2. Gradually mix in the pumpkin, spices and cider until smooth.

3. refrigerate for a few hours until firmed up a bit.

4. Serve in a hollowed out “pie pumpkin” (those cute small ones you see in the grocery store) I lined mine with a plastic wrap before putting the dip in. Keep the pumpkin lid to put on the side for presentation. Serve with gingersnaps, vanilla wafers, graham crackers or sliced apples. Leftovers cold be used on bagels or a teaspoon in your coffee. Enjoy!

Adapted from http://allrecipes.com/recipe/pumpkin-dip/

Pumpkin Cinnamon Pancakes

Something about a Saturday or Sunday morning that seems to call for pancakes. Comfort food at it’s finest, who doesn’t love a steaming stack of pancakes filled with gooey chocolate chips or bursting blueberries and topped with warm maple syrup? I love pancakes of all types and have over the years devised a lower-fat, healthy version that my family enjoys.

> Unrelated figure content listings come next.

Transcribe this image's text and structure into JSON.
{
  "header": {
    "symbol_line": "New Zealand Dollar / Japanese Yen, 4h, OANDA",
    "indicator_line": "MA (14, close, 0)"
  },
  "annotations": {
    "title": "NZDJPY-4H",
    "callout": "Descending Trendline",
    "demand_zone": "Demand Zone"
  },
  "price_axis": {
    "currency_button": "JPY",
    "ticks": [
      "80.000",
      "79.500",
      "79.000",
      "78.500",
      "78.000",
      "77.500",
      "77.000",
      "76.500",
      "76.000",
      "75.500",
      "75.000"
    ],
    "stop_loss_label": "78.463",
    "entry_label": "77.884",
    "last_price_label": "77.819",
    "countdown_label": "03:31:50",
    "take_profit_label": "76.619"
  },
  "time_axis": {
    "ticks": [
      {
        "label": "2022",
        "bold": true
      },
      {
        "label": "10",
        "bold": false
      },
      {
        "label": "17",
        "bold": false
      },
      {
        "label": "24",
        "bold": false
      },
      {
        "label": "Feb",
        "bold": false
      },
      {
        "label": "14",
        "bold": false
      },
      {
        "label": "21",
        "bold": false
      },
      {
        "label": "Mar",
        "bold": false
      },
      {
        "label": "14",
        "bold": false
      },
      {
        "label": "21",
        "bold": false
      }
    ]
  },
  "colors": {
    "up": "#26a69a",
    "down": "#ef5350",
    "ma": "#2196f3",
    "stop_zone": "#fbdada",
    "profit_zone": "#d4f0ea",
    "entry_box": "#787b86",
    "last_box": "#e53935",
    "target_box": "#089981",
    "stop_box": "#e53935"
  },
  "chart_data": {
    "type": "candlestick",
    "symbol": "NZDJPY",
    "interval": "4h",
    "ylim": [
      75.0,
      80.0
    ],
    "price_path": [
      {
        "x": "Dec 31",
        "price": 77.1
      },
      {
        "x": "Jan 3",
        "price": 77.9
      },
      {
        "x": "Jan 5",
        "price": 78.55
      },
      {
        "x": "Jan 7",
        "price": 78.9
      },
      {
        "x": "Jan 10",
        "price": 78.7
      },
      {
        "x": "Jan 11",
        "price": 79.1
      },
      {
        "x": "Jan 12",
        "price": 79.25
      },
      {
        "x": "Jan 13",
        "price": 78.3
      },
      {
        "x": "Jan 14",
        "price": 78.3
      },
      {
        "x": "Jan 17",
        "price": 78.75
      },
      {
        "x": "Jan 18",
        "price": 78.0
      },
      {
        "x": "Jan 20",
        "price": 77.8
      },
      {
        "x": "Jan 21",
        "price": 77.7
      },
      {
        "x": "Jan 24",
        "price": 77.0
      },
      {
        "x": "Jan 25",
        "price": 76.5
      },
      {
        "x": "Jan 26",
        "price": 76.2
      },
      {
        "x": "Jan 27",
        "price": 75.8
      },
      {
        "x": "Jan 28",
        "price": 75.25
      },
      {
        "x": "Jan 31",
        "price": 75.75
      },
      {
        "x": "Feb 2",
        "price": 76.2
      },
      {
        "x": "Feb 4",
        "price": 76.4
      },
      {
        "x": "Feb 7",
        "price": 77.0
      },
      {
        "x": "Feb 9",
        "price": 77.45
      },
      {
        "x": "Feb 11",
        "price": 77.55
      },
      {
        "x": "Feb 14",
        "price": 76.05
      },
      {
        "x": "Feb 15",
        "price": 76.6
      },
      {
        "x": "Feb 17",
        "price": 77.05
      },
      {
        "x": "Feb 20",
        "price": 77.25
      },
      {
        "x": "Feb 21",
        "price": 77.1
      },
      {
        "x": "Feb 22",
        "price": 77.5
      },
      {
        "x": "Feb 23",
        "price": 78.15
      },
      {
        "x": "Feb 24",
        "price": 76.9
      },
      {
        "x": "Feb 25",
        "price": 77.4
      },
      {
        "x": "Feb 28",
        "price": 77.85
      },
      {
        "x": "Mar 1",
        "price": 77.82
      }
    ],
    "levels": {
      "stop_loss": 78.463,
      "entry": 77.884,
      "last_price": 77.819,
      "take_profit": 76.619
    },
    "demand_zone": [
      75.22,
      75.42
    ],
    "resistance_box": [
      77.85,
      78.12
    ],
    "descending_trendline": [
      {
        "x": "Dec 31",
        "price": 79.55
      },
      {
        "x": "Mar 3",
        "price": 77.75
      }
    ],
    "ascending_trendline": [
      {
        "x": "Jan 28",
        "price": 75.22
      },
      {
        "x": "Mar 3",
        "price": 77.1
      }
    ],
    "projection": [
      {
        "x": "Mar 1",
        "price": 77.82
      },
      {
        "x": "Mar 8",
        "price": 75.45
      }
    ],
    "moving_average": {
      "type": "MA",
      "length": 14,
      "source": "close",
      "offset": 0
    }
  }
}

This recipe does include some pre-made mixes, you can certainly make your own homemade pancake mix, but this is a time saver step for me, a little “semi-homemade.” After all, who has time to create EVERYTHING from scratch?!?! Not me :)

This is a variation I have created for fall, enjoy with a pumpkin spice latte!

Cinnamon Pumpkin Pancakes

Ingredients include:

1 single serving packet of reduced sugar, brown sugar flavor oatmeal

1 small handful of whole rolled oats, for extra texture

1 cup of water

1 cup Heart Healthy Bisquick

1 cup Aunt Jemima Whole Wheat Pancake Mix

1 cup canned pumpkin puree

1 tsp cinnamon

1 egg

1 1/2 cups of skim milk

Special add-ins include: semi-sweet chocolate chips (a great combo and necessity with the pumpkin i think), golden raisins or dried cranberries

Begin by using a microwave-proof bowl (pyrex-type), add oatmeal packet, rolled oats and water. Microwave for a minute or so until oatmeal is cooked. Blend remainder of ingredients. Cooked on lightly greased (cooking spray) griddle. These pancakes are moist and thick and therefore need to cook long enough not to turn out doughy in the middle.

Enjoy with warm, 100% real maple syrup. After being raised on the artificial syrups, I switched to the real deal a few years ago and will not turn back. A little goes a long way and you get what you get. 100% pure maple syrup, no additives or chemicals.

Makes 12 pancakes, which would be 3 points per (plain) pancake.